Even in situations where you can't change this behavior (due to PHP as CGI), you can still intercept the incoming request with .htaccess and rewrite the request to return 403 Forbidden (with [F]) or 410 Gone (with [G]) or a 404. 404 doesn't have its own RewriteRule method, but code like this will return 404 without changing the URL in the requester's browser. You might have to refine the regex for your situation to eliminate false positives:
RewriteRule \.htm/ NonexistentPageName.htm
The best solution for your particular situation depends on these two "mysteries":
For quite some time I've been seeing 404 errors in Google WMT that would come from existing pages being artificially put into existing folders they don't belong to.
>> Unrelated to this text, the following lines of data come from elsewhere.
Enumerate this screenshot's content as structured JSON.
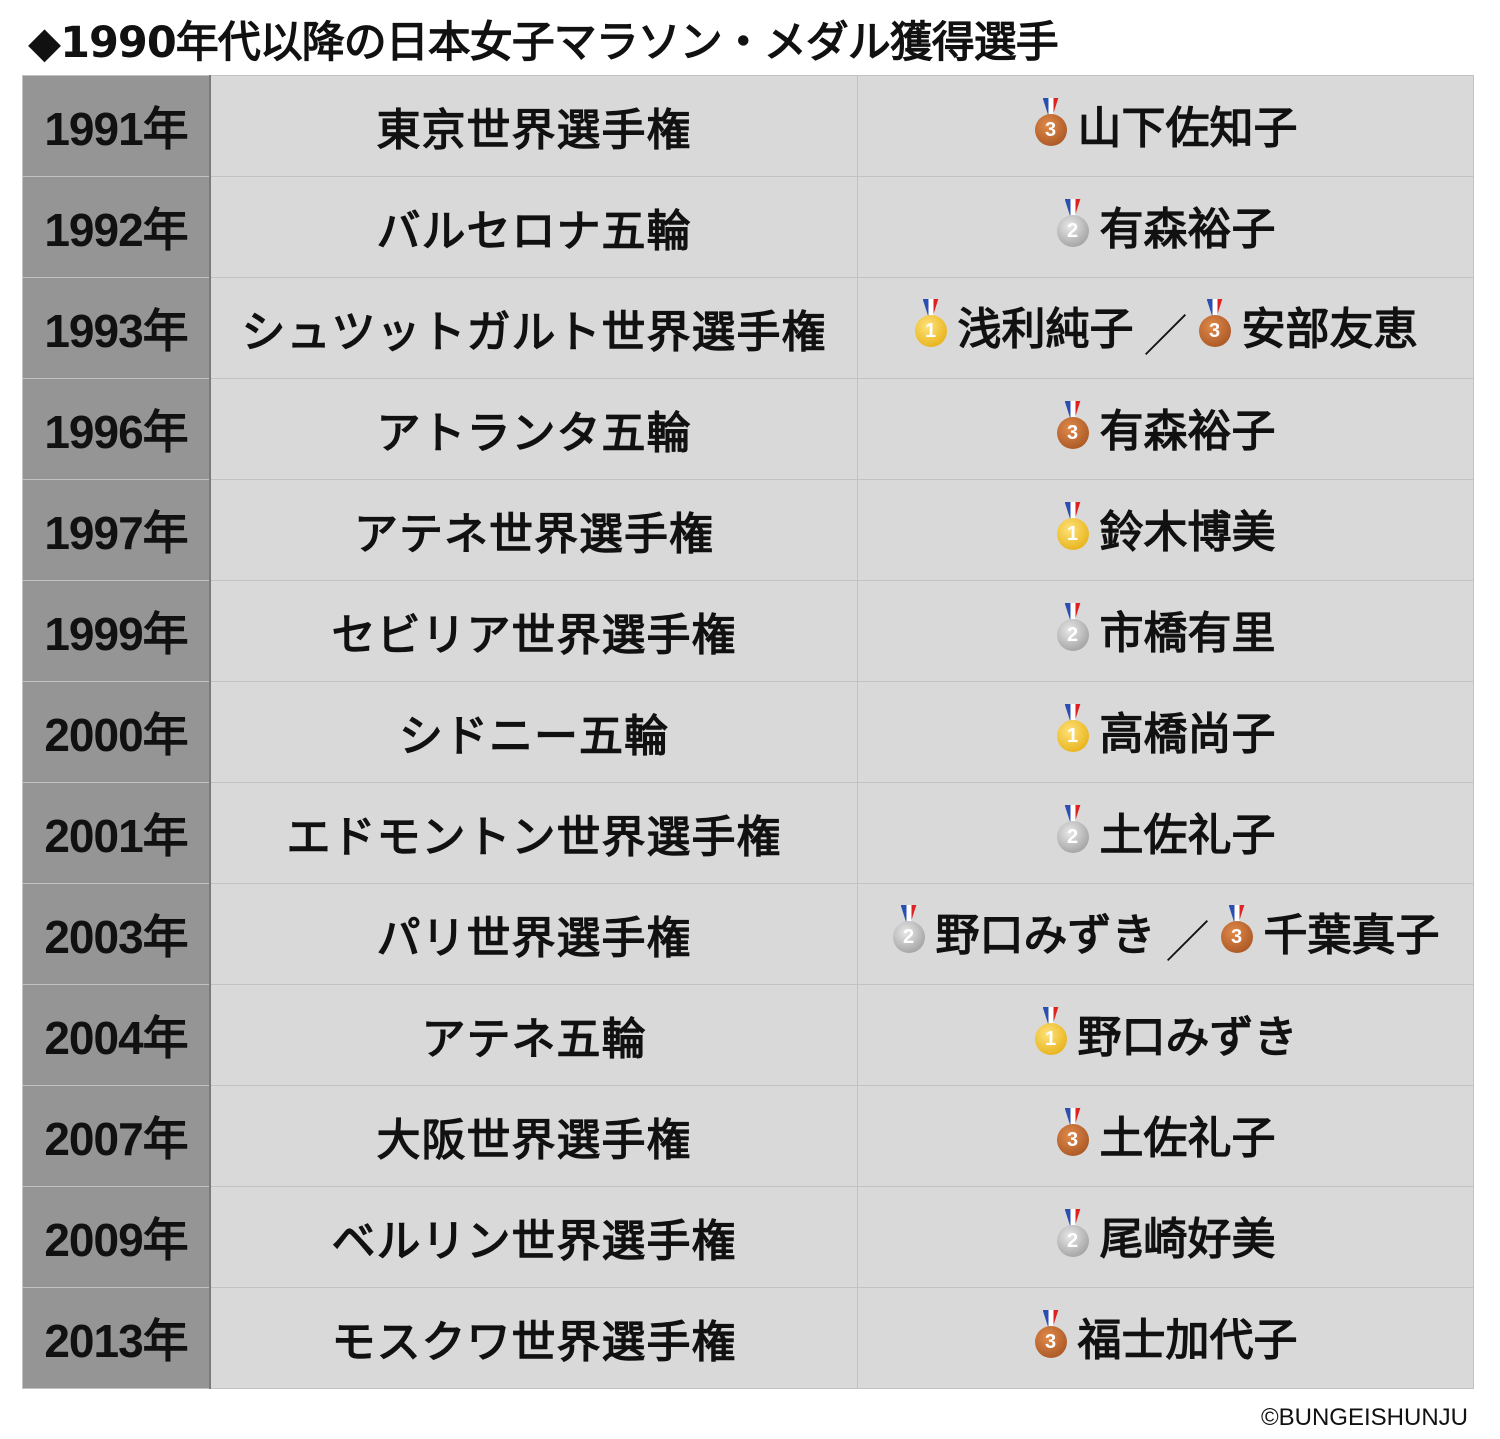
{
  "title": "◆1990年代以降の日本女子マラソン・メダル獲得選手",
  "colors": {
    "year_bg": "#959595",
    "cell_bg": "#d9d9d9",
    "gold": "#e0a600",
    "silver": "#9a9a9a",
    "bronze": "#9c4a1c"
  },
  "rows": [
    {
      "year": "1991年",
      "event": "東京世界選手権",
      "medalists": [
        {
          "medal": "bronze",
          "number": "3",
          "name": "山下佐知子"
        }
      ]
    },
    {
      "year": "1992年",
      "event": "バルセロナ五輪",
      "medalists": [
        {
          "medal": "silver",
          "number": "2",
          "name": "有森裕子"
        }
      ]
    },
    {
      "year": "1993年",
      "event": "シュツットガルト世界選手権",
      "medalists": [
        {
          "medal": "gold",
          "number": "1",
          "name": "浅利純子"
        },
        {
          "medal": "bronze",
          "number": "3",
          "name": "安部友恵"
        }
      ]
    },
    {
      "year": "1996年",
      "event": "アトランタ五輪",
      "medalists": [
        {
          "medal": "bronze",
          "number": "3",
          "name": "有森裕子"
        }
      ]
    },
    {
      "year": "1997年",
      "event": "アテネ世界選手権",
      "medalists": [
        {
          "medal": "gold",
          "number": "1",
          "name": "鈴木博美"
        }
      ]
    },
    {
      "year": "1999年",
      "event": "セビリア世界選手権",
      "medalists": [
        {
          "medal": "silver",
          "number": "2",
          "name": "市橋有里"
        }
      ]
    },
    {
      "year": "2000年",
      "event": "シドニー五輪",
      "medalists": [
        {
          "medal": "gold",
          "number": "1",
          "name": "高橋尚子"
        }
      ]
    },
    {
      "year": "2001年",
      "event": "エドモントン世界選手権",
      "medalists": [
        {
          "medal": "silver",
          "number": "2",
          "name": "土佐礼子"
        }
      ]
    },
    {
      "year": "2003年",
      "event": "パリ世界選手権",
      "medalists": [
        {
          "medal": "silver",
          "number": "2",
          "name": "野口みずき"
        },
        {
          "medal": "bronze",
          "number": "3",
          "name": "千葉真子"
        }
      ]
    },
    {
      "year": "2004年",
      "event": "アテネ五輪",
      "medalists": [
        {
          "medal": "gold",
          "number": "1",
          "name": "野口みずき"
        }
      ]
    },
    {
      "year": "2007年",
      "event": "大阪世界選手権",
      "medalists": [
        {
          "medal": "bronze",
          "number": "3",
          "name": "土佐礼子"
        }
      ]
    },
    {
      "year": "2009年",
      "event": "ベルリン世界選手権",
      "medalists": [
        {
          "medal": "silver",
          "number": "2",
          "name": "尾崎好美"
        }
      ]
    },
    {
      "year": "2013年",
      "event": "モスクワ世界選手権",
      "medalists": [
        {
          "medal": "bronze",
          "number": "3",
          "name": "福士加代子"
        }
      ]
    }
  ],
  "separator": "／",
  "credit": "©BUNGEISHUNJU"
}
How is WMT getting the idea that these pages "should" exist? Is it from links on other websites that you have no control over, or from links on your own site that have been constructed this way for some reason?
WMT reports back 404 for /sub/page1.html based on the link from /sub/page2.html/a-b-c where a-b-c is a string created from the title of the page.
How (and where) is the title-of-the-page string being created and appended to the URL? If your own code is doing it (such as a Search Engine Friendly add-in or something like that), it might be better if it didn't.
Don't use relative linking to images, CSS files or JS files. Start the href with a leading slash and include the full path to the file. Your site is then impervious to crawl errors such as this when using rewrites or AcceptPathInfo.
I almost made that change a few months ago, but then decided not to. The reasons were:
Its only advantage that I could see is to fix up pages that have been requested using a wrong URI with a trailing path. Except for the weird robots (I don't care if they get broken CSS, images, etc.), that is a rare occurrence for my site.
Its disadvantages are also minor, but they can inconvenience me occasionally:
If I load a page directly from my computer's file system without requesting it through Apache, the absolute CSS and image links are broken because the leading "/" is the top of filesystem, not web root.
If I put the site in a subdirectory of Apache htdocs without creating a virtual host for it, the same problem occurs: "/" maps to htdocs itself, not the site's subdir, whereas relative links correctly point to whatever is the "effective" top folder the site is in.
It's just personal preference, but it's a couple of things someone contemplating that change might want to know about in advance.